‘Joe Cool’ hawks gin in Philly, but not autographs

Joe Montana was in town Thursday night signing bottles at the PLCB store at 12th & Chestnut. The four-time Super Bowl-winning quarterback owns Aviation Gin, which bills itself as the cocktail-inspired American gin.

Obviously, having grown up worshipping at the Joe Montana altar, I was there. Unfortunately for me, the event ran like an assembly line.

Montana strutted out, posed 30 seconds for the cameras, then sat down and inked bottles of his hooch. Around 150 people crammed inside the store, all wide-eyed, as they waited to embrace their hero. I decided not to jump in line, instead observing from the press area.

Montana was cordial and smiled, but instructed his fans — many armed with No. 16 jerseys and 49ers memorabilia — that he was only signing bottles of Aviation.

When one man on crutches tried to sit next to Montana for a picture, he was told he must stay on the other side of the table. He got his photo, then limped away.

All in all, it was what I’ve come to expect from these celebrity meet-and-greets. (Terrell Owens did it the same way back in 2004 when he was promoting his book).

Still, it was slightly disappointing — especially for someone who witnessed first-hand the epic, fourth-quarter comeback he orchestrated against the Eagles at the Vet in 1989 — not to have been able to talk with the man that helped nurture my love for football.

Perhaps, another time. Or, if Montana’s public relations staff is reading this, drop me an e-mail.

Montana’s career

A look back at Montana’s first career, before he became a gin mill owner:

Won three Super Bowl MVPS in four Super Bowl victories and tossed 11 touchdowns to zero interceptions on the biggest stage.

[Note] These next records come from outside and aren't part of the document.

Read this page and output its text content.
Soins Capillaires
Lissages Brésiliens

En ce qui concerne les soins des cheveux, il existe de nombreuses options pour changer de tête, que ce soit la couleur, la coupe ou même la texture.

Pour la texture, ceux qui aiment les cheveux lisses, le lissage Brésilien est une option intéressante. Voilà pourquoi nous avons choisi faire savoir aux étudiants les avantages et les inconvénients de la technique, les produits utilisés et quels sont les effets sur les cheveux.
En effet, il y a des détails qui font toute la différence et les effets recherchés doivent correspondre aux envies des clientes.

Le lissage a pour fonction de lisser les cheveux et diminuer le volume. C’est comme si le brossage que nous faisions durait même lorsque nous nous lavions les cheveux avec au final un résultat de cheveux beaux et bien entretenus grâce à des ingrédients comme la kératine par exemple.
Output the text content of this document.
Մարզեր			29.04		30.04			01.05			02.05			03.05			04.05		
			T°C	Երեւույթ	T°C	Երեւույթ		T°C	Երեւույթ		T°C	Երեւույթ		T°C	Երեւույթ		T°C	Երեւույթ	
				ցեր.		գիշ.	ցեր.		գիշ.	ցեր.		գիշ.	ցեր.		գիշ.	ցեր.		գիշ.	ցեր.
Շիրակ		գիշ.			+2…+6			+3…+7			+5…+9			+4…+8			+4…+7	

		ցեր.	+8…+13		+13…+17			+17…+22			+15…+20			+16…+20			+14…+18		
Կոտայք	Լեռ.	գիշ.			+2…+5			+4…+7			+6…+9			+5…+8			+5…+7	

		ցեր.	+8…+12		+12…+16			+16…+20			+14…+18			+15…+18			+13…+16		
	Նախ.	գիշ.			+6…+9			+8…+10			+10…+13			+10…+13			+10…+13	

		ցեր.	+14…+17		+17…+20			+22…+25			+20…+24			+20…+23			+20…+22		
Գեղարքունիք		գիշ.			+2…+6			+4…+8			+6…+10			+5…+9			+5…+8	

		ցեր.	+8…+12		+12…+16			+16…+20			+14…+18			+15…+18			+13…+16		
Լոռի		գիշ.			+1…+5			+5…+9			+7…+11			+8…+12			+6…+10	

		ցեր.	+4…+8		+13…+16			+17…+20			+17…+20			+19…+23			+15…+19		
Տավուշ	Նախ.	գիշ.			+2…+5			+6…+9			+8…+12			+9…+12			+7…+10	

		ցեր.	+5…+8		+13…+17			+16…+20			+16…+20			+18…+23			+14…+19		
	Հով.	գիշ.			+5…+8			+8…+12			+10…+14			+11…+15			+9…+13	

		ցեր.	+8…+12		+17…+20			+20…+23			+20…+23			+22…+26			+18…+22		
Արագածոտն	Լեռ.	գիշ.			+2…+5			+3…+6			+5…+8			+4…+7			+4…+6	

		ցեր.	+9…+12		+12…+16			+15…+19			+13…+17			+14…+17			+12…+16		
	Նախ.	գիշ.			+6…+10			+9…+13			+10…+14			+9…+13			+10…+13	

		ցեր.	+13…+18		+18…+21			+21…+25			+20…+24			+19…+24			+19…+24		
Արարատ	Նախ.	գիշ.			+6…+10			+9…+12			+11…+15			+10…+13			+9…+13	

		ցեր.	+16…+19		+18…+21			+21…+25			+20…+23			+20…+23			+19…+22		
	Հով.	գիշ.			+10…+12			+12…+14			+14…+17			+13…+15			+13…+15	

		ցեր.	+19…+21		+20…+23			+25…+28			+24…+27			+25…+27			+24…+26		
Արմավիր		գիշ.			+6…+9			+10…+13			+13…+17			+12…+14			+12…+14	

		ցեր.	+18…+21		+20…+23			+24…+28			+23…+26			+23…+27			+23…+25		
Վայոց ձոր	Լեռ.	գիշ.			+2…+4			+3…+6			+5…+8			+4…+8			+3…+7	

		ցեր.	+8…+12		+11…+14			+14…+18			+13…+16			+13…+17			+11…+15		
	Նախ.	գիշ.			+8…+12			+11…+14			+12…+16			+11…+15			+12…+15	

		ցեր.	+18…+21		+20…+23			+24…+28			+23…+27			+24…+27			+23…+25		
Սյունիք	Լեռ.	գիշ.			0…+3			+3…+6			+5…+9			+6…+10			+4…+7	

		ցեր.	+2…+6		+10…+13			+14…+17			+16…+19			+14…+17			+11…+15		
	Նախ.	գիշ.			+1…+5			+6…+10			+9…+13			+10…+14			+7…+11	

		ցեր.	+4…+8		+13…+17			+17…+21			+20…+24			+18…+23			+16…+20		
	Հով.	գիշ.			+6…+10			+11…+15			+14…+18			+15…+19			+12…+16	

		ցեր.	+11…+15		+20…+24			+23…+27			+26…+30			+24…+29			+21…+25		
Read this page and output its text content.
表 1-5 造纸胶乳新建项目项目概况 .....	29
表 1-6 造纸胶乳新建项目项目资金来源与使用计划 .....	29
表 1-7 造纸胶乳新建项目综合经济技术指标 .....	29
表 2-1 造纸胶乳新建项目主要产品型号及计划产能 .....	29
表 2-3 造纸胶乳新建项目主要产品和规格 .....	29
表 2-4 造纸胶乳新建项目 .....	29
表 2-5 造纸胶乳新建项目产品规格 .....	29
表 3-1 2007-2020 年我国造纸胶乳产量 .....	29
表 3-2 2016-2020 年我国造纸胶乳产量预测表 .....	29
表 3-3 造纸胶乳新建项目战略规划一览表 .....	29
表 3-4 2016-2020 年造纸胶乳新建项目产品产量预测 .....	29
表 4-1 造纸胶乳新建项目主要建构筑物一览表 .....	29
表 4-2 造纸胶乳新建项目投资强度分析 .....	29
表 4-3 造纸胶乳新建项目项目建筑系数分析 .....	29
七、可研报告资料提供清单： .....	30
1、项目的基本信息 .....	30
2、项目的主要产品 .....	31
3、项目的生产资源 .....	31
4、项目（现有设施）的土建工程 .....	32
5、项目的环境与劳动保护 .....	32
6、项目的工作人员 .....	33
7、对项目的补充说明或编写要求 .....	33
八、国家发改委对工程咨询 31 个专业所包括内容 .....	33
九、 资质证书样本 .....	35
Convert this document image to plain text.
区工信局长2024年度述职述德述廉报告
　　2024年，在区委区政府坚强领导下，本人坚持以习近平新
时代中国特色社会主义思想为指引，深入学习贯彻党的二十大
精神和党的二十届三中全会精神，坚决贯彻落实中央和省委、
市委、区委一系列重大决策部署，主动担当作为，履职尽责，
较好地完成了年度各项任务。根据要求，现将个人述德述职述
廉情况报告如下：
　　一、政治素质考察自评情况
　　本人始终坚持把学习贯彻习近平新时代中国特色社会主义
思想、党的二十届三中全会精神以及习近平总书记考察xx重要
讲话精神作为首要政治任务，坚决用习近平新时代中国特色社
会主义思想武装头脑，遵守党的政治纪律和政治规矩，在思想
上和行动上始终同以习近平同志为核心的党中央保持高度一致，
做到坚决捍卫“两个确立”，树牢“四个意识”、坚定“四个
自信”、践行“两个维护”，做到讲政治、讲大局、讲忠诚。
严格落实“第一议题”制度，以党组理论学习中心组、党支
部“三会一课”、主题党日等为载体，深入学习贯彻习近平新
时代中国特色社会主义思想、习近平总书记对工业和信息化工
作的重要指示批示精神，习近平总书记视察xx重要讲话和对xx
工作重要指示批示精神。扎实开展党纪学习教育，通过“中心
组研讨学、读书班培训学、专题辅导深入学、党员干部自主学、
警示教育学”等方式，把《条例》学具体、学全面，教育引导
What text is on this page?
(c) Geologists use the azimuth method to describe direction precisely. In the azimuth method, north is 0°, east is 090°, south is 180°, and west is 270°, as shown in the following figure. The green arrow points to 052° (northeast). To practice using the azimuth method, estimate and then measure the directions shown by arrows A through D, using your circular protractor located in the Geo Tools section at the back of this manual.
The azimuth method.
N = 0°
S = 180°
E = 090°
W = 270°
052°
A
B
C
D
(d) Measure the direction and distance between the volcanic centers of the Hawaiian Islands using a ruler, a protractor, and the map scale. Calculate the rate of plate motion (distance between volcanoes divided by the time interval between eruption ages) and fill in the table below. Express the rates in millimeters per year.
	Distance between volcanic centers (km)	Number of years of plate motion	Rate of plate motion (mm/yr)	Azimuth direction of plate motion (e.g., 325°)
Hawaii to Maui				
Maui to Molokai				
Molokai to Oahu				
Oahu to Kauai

Threw for 40,551 yards during his 14 seasons (not counting 1991 when he didn’t play any games and 1992 when he only played a portion of one game)

Started the 1977 college season as Notre Dame University’s third-string quarterback. In the third game of the season, he came in during the third quarter after the first two quarterbacks’ inefficiency and injury to lead the Fighting Irish to a comback victory.

Born in New Eagle, Washington County, in western Pennsylvania, then grew up in the nearby city of Monongahela, a coal mining town south of Pittsburgh.